I tried cleaning the IAA. I took it off and sprayed some Carb cleaner into it. I did not dismantle the whole thing though. I took off the Air Cleaner and the tube going to the ECCS. I cleaned the air filter. I saw a sort of an Air Sensor which comes right after the filter. I did not dare try to clean it fearing that I might break it. It looked so delicate. I pumped in a lot of Carb Cleaner Spray into the ECCS thingy. I cleaned up the plugs. I screwed everything on afterwards.

Afterwards, I opened up the distributor cap. I found out that the rods and the rotor itself were already corroding. I cleaned it up a bit.

I assembled back everything and then started the engine. It sounded smoother even when i adjusted idle lower drastically. Idle now is at 800rpm. Gasoline mileage is now better. I took it for a spin and everything seems better.

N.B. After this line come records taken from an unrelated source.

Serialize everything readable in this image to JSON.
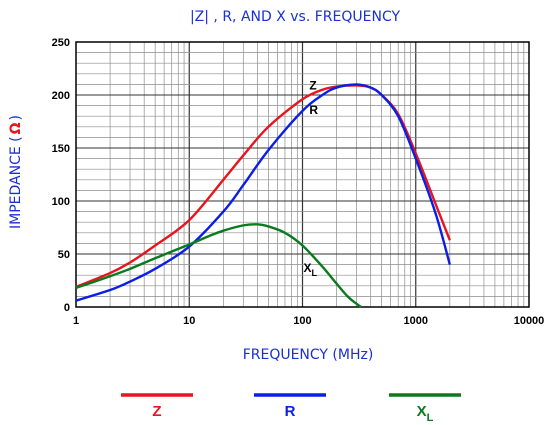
{
  "chart_data": {
    "type": "line",
    "title": "|Z| , R, AND X vs. FREQUENCY",
    "xlabel": "FREQUENCY (MHz)",
    "ylabel": "IMPEDANCE (",
    "ylabel_symbol": "Ω",
    "ylabel_end": ")",
    "x_scale": "log",
    "xlim": [
      1,
      10000
    ],
    "ylim": [
      0,
      250
    ],
    "grid": true,
    "x_tick_labels": [
      "1",
      "10",
      "100",
      "1000",
      "10000"
    ],
    "y_tick_labels": [
      "0",
      "50",
      "100",
      "150",
      "200",
      "250"
    ],
    "series": [
      {
        "name": "Z",
        "color": "#e8141e",
        "x": [
          1,
          2,
          3,
          5,
          10,
          20,
          30,
          50,
          100,
          150,
          200,
          300,
          400,
          500,
          700,
          1000,
          1500,
          2000
        ],
        "y": [
          19,
          32,
          42,
          58,
          82,
          120,
          143,
          170,
          196,
          205,
          208,
          209,
          207,
          200,
          182,
          145,
          97,
          63
        ]
      },
      {
        "name": "R",
        "color": "#0a1ee6",
        "x": [
          1,
          2,
          3,
          5,
          10,
          20,
          30,
          50,
          100,
          150,
          200,
          300,
          400,
          500,
          700,
          1000,
          1500,
          2000
        ],
        "y": [
          6,
          16,
          24,
          36,
          57,
          90,
          115,
          148,
          185,
          200,
          207,
          210,
          207,
          200,
          180,
          140,
          88,
          40
        ]
      },
      {
        "name": "X",
        "name_sub": "L",
        "color": "#0a7a1e",
        "x": [
          1,
          2,
          3,
          5,
          10,
          15,
          20,
          30,
          40,
          50,
          70,
          100,
          150,
          200,
          250,
          300,
          330
        ],
        "y": [
          18,
          29,
          36,
          46,
          59,
          67,
          72,
          77,
          78,
          76,
          70,
          58,
          38,
          22,
          10,
          3,
          0
        ]
      }
    ],
    "curve_labels": [
      {
        "text": "Z",
        "sub": "",
        "x": 115,
        "y": 209
      },
      {
        "text": "R",
        "sub": "",
        "x": 115,
        "y": 186
      },
      {
        "text": "X",
        "sub": "L",
        "x": 102,
        "y": 37
      }
    ],
    "legend": {
      "placement": "bottom",
      "items": [
        {
          "label": "Z",
          "sub": "",
          "color": "#e8141e"
        },
        {
          "label": "R",
          "sub": "",
          "color": "#0a1ee6"
        },
        {
          "label": "X",
          "sub": "L",
          "color": "#0a7a1e"
        }
      ]
    }
  }
}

I tried to restart the engine in the following morning. The idle would still die out if you release the gas pedal but would get better when the engine has been warmed up.

Things are definitely better than before except for the engine dying out if I release the gas pedal specially when the engine is not warm yet.

If I am correct, perhaps I missed out something. Any tips? Can I clean the Airflow sensor? How? Should I replace my distributor cap and cables too?

Thanks to all of you. Can't wait to work on my babe again soon.


----------